2. If the string in the python code is assigned an encoding, for example: str = u 'Chinese', the encoding of the string is specified as unicode (that is, the internal encoding of python).

(1) there is a misunderstanding that needs to be noted! If you have the following code in the py file:

Stra = u "in" print stra.encode ("gbk")

According to the above stra is in the form of unicode, directly encode said that gbk coding should be no problem? However, the error "UnicodeEncodeError: 'gbk' codec can't encode character u'\\ xd6' in position 0: illegal multibyte sequence" will be reported during the actual execution.

The reason is that when the python interpreter imports the python code file and executes it, it will first check to see if there is an encoding declaration in the header (for example, # coding:gbk, etc.). If a declaration is found, all the strings in the file will be interpreted in the form of unicode (here, stra will be decoded into unicode encoding 'd6d0' with the default encoding gbk (cp936) and saved), and then when stra.encode (' gbk') is executed, since stra is already unicode encoded and 'd6d0' is within the encoding range of gbk, there will be no error in encoding. If there is no encoding declaration in the file header, the decoding operation in the above process will not be performed (here we will directly use stra's unicode encoding 'd6'), and then when stra.encode (' gbk') is executed, an error will be reported because 'd6' is not in the encoding range of gbk.

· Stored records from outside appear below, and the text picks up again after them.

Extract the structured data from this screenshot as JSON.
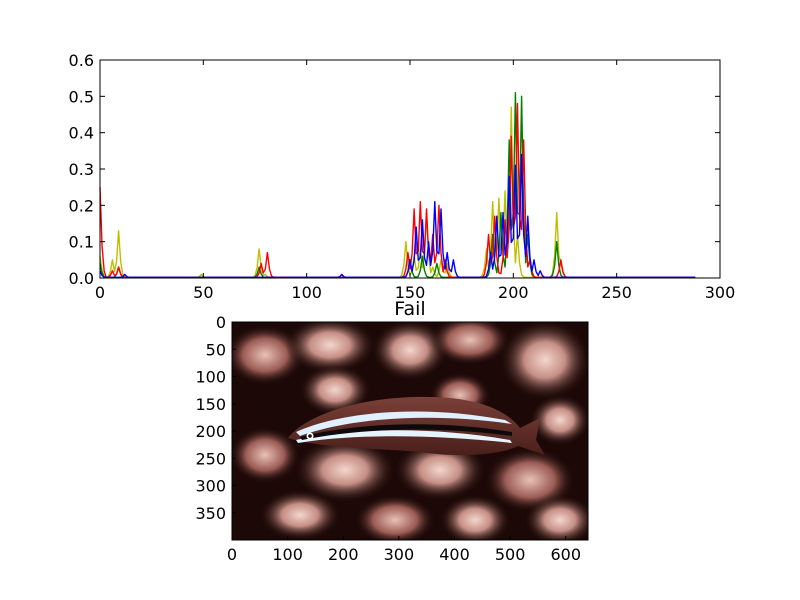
{
  "chart_data": [
    {
      "type": "line",
      "title": "",
      "xlabel": "",
      "ylabel": "",
      "xlim": [
        0,
        300
      ],
      "ylim": [
        0,
        0.6
      ],
      "xticks": [
        "0",
        "50",
        "100",
        "150",
        "200",
        "250",
        "300"
      ],
      "yticks": [
        "0.0",
        "0.1",
        "0.2",
        "0.3",
        "0.4",
        "0.5",
        "0.6"
      ],
      "grid": false,
      "legend": "none",
      "colors": {
        "b": "#0000ff",
        "g": "#008000",
        "r": "#ff0000",
        "y": "#bfbf00"
      },
      "series_style": "color histogram of the image below (blue, green, red, yellow channels)",
      "peaks": {
        "y": [
          [
            0,
            0.06
          ],
          [
            6,
            0.05
          ],
          [
            9,
            0.13
          ],
          [
            49,
            0.01
          ],
          [
            77,
            0.08
          ],
          [
            80,
            0.01
          ],
          [
            148,
            0.1
          ],
          [
            152,
            0.06
          ],
          [
            155,
            0.08
          ],
          [
            158,
            0.18
          ],
          [
            161,
            0.03
          ],
          [
            165,
            0.05
          ],
          [
            168,
            0.04
          ],
          [
            187,
            0.08
          ],
          [
            190,
            0.21
          ],
          [
            193,
            0.22
          ],
          [
            196,
            0.24
          ],
          [
            199,
            0.47
          ],
          [
            202,
            0.12
          ],
          [
            221,
            0.18
          ],
          [
            223,
            0.04
          ]
        ],
        "g": [
          [
            0,
            0.04
          ],
          [
            9,
            0.03
          ],
          [
            77,
            0.03
          ],
          [
            150,
            0.05
          ],
          [
            156,
            0.06
          ],
          [
            163,
            0.04
          ],
          [
            190,
            0.12
          ],
          [
            194,
            0.18
          ],
          [
            198,
            0.38
          ],
          [
            201,
            0.51
          ],
          [
            204,
            0.5
          ],
          [
            207,
            0.12
          ],
          [
            221,
            0.1
          ]
        ],
        "r": [
          [
            0,
            0.25
          ],
          [
            6,
            0.02
          ],
          [
            9,
            0.03
          ],
          [
            78,
            0.04
          ],
          [
            81,
            0.07
          ],
          [
            149,
            0.07
          ],
          [
            152,
            0.19
          ],
          [
            155,
            0.21
          ],
          [
            158,
            0.19
          ],
          [
            161,
            0.12
          ],
          [
            164,
            0.2
          ],
          [
            167,
            0.05
          ],
          [
            188,
            0.12
          ],
          [
            191,
            0.17
          ],
          [
            196,
            0.16
          ],
          [
            199,
            0.39
          ],
          [
            202,
            0.48
          ],
          [
            205,
            0.38
          ],
          [
            208,
            0.05
          ],
          [
            223,
            0.05
          ]
        ],
        "b": [
          [
            0,
            0.02
          ],
          [
            12,
            0.01
          ],
          [
            117,
            0.01
          ],
          [
            150,
            0.05
          ],
          [
            153,
            0.14
          ],
          [
            156,
            0.16
          ],
          [
            159,
            0.1
          ],
          [
            162,
            0.21
          ],
          [
            165,
            0.19
          ],
          [
            168,
            0.07
          ],
          [
            171,
            0.05
          ],
          [
            189,
            0.07
          ],
          [
            192,
            0.17
          ],
          [
            195,
            0.18
          ],
          [
            198,
            0.28
          ],
          [
            201,
            0.31
          ],
          [
            204,
            0.34
          ],
          [
            207,
            0.17
          ],
          [
            210,
            0.05
          ],
          [
            213,
            0.02
          ]
        ]
      }
    },
    {
      "type": "image",
      "title": "Fail",
      "xlim": [
        0,
        640
      ],
      "ylim": [
        400,
        0
      ],
      "xticks": [
        "0",
        "100",
        "200",
        "300",
        "400",
        "500",
        "600"
      ],
      "yticks": [
        "0",
        "50",
        "100",
        "150",
        "200",
        "250",
        "300",
        "350"
      ],
      "content": "underwater photo of a striped fish (blackline fangblenny) over pink coral"
    }
  ]
}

(2) to avoid this type of error, it is best to declare the encoding on the header of the code file, or use setdefaultencoding () at the point of trouble each time.

(3) generally speaking, unicode is the internal code of the python interpreter. When all the code files are imported and executed, the python interpreter will first decode the string into unicode using the encoding form you specify, and then carry out various operations. So it's best to use unicode to manipulate strings, regular expressions, reading and writing files, and so on.

[other codes in python]

Encoding of the file system: sys.getfilesystemencoding ()

Input code of the terminal: sys.stdin.encoding

Output code of the terminal: sys.stdout.encoding

At this point, I believe you have a deeper understanding of "what are the knowledge points of Python character coding?" you might as well do it in practice. Here is the website, more related content can enter the relevant channels to inquire, follow us, continue to learn!

Welcome to subscribe "Shulou Technology Information " to get latest news, interesting things and hot topics in the IT industry, and controls the hottest and latest Internet news, technology news and IT industry trends.

*The comments in the above article only represent the author's personal views and do not represent the views and positions of this website. If you have more insights, please feel free to contribute and share.